Solar Impulse was founded by André Borschberg in 2008 with the intention of creating awareness about replacing “old polluting technologies with clean and efficient technologies.” It’s a pretty big stretch to think about commercial air travel transitioning to solar power any time soon, but the dirty little secret about modern tourism is that today’s fleet of airplanes are some of the biggest polluters on the planet and spew a plume of CO2 behind them wherever they go.

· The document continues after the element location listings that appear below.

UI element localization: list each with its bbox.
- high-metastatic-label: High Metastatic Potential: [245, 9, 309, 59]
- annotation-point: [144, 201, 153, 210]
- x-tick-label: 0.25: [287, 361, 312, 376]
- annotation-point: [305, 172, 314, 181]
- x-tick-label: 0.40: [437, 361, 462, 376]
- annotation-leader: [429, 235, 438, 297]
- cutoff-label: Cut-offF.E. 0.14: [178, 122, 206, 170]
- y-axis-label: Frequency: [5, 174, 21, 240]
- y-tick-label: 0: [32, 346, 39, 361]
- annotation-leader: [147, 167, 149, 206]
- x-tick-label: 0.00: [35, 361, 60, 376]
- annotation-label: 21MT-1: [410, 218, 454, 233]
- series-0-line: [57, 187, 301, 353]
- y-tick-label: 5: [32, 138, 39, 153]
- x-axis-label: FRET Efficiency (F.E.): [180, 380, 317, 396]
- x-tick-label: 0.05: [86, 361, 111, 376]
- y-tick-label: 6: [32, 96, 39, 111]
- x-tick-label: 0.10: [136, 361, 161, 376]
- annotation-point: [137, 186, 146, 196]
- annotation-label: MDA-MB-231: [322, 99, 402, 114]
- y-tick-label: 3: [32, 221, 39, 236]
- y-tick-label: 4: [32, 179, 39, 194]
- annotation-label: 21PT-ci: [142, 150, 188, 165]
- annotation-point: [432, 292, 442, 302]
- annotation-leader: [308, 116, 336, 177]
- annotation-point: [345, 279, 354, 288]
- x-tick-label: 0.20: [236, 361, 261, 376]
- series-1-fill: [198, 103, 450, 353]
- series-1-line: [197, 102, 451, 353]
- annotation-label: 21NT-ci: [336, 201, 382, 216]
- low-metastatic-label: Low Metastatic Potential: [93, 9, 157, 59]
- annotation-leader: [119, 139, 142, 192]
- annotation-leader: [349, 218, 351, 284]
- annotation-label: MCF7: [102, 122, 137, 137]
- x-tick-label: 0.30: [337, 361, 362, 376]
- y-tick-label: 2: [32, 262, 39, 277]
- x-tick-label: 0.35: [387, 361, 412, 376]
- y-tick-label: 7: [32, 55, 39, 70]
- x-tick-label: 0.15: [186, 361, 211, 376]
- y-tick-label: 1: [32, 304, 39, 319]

The plane will touch down in Oman after a 10 hour flight. From there, it will head to India, where it will make two stops, then to China and Myanmar before heading across the Pacific and stopping in Hawaii. Then it will head to Phoenix, Arizona, and New York’s biggest airport, John F. Kennedy International. The path across the Atlantic will depend on the weather and could include a stop in southern Europe or Morocco before ending in Abu Dhabi. The trip across the Pacific Ocean may take 5 or 6 days to complete.
Borschberg was at the controls of Solar Impulse 2 for the start of the journey. He will be relieved by Solar Impulse co-founder Bertrand Piccard along the way. The pair say they want to push politicians, celebrities and private citizens to “confront the Conference on Climate Change of the United Nations, which will define the new Kyoto protocol in December 2015 in Paris.” All countries are supposed to present targets for a new global climate agreement that governments plan to adopt at the meeting.
Most people alive today will never fly in a solar airplane. But our children or grandchildren might. The round the world journey of Solar Impulse 2 might be called a John Glenn moment – one small step for a man, one giant leap for mankind. Godspeed.